California, United States of America
The following excerpt is from People v. Logan, C078017 (Cal. App. 2017):
Pursuant to this instruction, the jury was instructed: "You may consider these different kinds of homicide in whatever order you wish, but I can accept a verdict of guilty or not guilty of second degree murder only if all of you have found a defendant not guilty of first degree murder. [] As with all of the charges in this case, to return a verdict of guilty or not guilty on a count, you must all agree on that decision." The instruction then more specifically informed the jury regarding how to fill out the verdict forms.
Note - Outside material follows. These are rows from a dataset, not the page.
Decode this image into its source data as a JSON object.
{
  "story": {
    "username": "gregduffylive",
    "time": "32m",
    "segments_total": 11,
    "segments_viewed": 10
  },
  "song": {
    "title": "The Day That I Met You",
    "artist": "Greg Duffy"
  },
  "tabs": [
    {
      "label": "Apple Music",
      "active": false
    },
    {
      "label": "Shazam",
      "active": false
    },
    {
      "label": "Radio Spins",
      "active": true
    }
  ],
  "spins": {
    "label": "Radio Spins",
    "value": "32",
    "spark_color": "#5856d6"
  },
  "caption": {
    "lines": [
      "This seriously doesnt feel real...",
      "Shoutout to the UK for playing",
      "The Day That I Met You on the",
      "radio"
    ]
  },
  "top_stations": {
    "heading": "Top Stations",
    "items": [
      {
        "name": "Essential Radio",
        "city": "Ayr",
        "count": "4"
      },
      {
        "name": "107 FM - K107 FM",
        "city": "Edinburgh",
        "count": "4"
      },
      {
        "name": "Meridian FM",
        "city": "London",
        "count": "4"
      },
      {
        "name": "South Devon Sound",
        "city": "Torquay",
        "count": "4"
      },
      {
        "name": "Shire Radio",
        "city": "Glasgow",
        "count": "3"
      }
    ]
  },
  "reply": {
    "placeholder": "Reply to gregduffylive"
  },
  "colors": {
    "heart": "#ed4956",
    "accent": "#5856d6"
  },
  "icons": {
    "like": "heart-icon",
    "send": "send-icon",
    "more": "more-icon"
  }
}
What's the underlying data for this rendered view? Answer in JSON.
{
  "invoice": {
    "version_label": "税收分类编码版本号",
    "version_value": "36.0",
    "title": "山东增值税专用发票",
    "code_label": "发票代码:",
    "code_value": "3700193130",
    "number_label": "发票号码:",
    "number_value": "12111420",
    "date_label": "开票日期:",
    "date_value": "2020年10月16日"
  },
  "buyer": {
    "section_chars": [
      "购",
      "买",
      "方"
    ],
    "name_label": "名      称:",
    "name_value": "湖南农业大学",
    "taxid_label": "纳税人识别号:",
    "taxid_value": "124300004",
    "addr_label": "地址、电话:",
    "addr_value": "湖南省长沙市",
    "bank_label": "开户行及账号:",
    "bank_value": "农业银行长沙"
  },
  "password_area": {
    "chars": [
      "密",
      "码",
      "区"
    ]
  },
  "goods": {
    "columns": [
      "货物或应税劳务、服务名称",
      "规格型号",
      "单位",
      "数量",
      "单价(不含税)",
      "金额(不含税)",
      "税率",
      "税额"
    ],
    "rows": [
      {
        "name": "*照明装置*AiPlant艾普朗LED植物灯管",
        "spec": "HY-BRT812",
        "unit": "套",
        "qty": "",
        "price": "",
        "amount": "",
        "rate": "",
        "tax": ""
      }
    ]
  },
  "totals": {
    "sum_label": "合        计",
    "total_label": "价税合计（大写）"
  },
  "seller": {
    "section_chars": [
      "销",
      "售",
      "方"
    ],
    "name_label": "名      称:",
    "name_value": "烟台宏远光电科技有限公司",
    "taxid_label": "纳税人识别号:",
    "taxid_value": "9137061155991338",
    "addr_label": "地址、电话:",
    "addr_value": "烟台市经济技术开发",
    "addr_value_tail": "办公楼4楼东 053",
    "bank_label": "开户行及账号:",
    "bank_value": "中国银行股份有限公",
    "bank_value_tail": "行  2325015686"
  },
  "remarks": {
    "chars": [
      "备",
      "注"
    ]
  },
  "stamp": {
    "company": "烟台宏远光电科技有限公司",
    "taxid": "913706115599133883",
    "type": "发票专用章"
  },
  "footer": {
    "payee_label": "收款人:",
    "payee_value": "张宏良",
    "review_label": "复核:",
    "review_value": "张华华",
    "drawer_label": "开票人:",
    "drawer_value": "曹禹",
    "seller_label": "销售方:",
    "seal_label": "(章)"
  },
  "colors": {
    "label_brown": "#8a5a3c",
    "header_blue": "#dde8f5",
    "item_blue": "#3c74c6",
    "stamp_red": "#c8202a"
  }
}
We conclude the jury would have understood from this instruction that it was required to unanimously agree as to the degree of murder. " 'A defendant challenging an instruction as being subject to erroneous interpretation by the jury must demonstrate a reasonable likelihood that the jury understood the instruction in the way asserted by the defendant. [Citations.]' [Citation.] 'We credit jurors with intelligence and common sense [citation] and do not assume that these virtues will abandon them when presented with a court's instructions. [Citations.]' [Citation.] ' "[T]he correctness of jury instructions is to be determined from the entire charge of the court, not from a consideration of parts of an instruction or from a particular instruction." [Citations.]' [Citation.]" (People v. Sanchez (2013) 221 Cal.App.4th 1012, 1024.)